Tout le monde s'attend à ce que la fin du traitement ressemble à une célébration. Et une partie l'est. La dernière perfusion, la dernière séance de radiothérapie, le jour où vous sonnez la cloche ou sortez pour la dernière fois — il y a quelque chose dans tout cela qui ressemble à franchir une ligne d'arrivée. Les gens vous félicitent. Ils disent « vous l'avez fait ». Il y a des larmes, et certaines sont heureuses.
Mais il y a aussi autre chose. Quelque chose qui ne s'intègre pas facilement dans le récit de célébration.
Pour beaucoup de patients atteints de cancer, la fin du traitement actif s'accompagne d'un mélange désorientant d'émotions. Du soulagement, oui. Mais aussi de la peur — parce que pendant le traitement, quelque chose était fait contre le cancer. Maintenant, ce quelque chose s'arrête. L'emploi du temps des rendez-vous qui structurait vos journées disparaît. Le contact régulier avec votre équipe médicale — les personnes qui savaient, qui regardaient, qui intervenaient activement — diminue considérablement. Le sentiment d'être soutenu par un filet cède la place à une sorte de chute libre.
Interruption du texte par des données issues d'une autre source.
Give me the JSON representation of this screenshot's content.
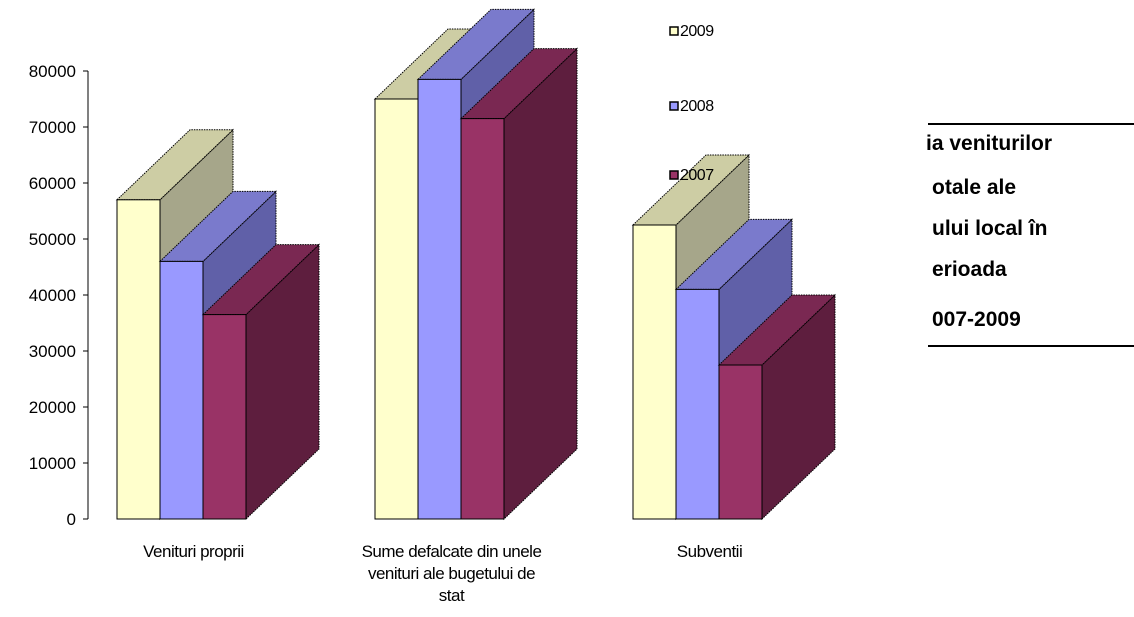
{
  "chart_data": {
    "type": "bar",
    "categories": [
      [
        "Venituri proprii"
      ],
      [
        "Sume defalcate din unele",
        "venituri ale bugetului de",
        "stat"
      ],
      [
        "Subventii"
      ]
    ],
    "series": [
      {
        "name": "2009",
        "values": [
          57000,
          75000,
          52500
        ]
      },
      {
        "name": "2008",
        "values": [
          46000,
          78500,
          41000
        ]
      },
      {
        "name": "2007",
        "values": [
          36500,
          71500,
          27500
        ]
      }
    ],
    "yticks": [
      "0",
      "10000",
      "20000",
      "30000",
      "40000",
      "50000",
      "60000",
      "70000",
      "80000"
    ],
    "ylim": [
      0,
      80000
    ],
    "grid": false,
    "legend_position": "right",
    "three_d": true,
    "colors": {
      "2009": {
        "front": "#FFFFCC",
        "side": "#A6A68A",
        "top": "#CDCDA4"
      },
      "2008": {
        "front": "#9999FF",
        "side": "#6060A8",
        "top": "#7A7ACC"
      },
      "2007": {
        "front": "#993366",
        "side": "#5E1E3E",
        "top": "#7A2852"
      }
    }
  },
  "side_title": {
    "lines": [
      "ia veniturilor",
      "otale ale",
      "ului local în",
      "erioada",
      "007-2009"
    ]
  }
}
Il y a aussi du deuil. Du deuil pour la version de vous-même qui existait avant tout cela. Du deuil pour le temps que le traitement a pris. Du deuil pour la certitude que vous aviez autrefois concernant votre avenir. L'après-traitement n'est pas la même chose qu'avant le cancer. Beaucoup de patients ont du mal à expliquer cela à des personnes qui s'attendent à ce qu'ils reprennent simplement une vie normale maintenant que le traitement est terminé.
« L'anxiété post-traitement » et le « syndrome de réintégration » sont des expériences réelles et reconnues. L'hypervigilance qui vous a aidé à survivre — l'attention à chaque symptôme, à chaque changement dans votre corps — ne s'éteint pas simplement quand le traitement se termine. Chaque mal de tête, chaque douleur, chaque nouvelle sensation peut sembler un signe potentiel de récidive. C'est épuisant, et c'est normal.
Prenez la transition lentement. Vous n'avez pas à réintégrer la vie entière immédiatement. Donnez-vous le temps d'intégrer ce que vous avez traversé avant qu'on vous demande de passer à autre chose. Consultez votre prestataire de santé mentale ou votre conseiller pendant cette période, pas seulement pendant le traitement — beaucoup de gens trouvent en réalité la période post-traitement émotionnellement plus difficile que le traitement lui-même.
Et permettez-vous de ressentir les sentiments compliqués sans vous précipiter vers la gratitude. Vous vous en êtes sorti. C'est significatif. Et il est aussi normal que se retrouver de l'autre côté soit plus étrange que vous ne l'attendiez.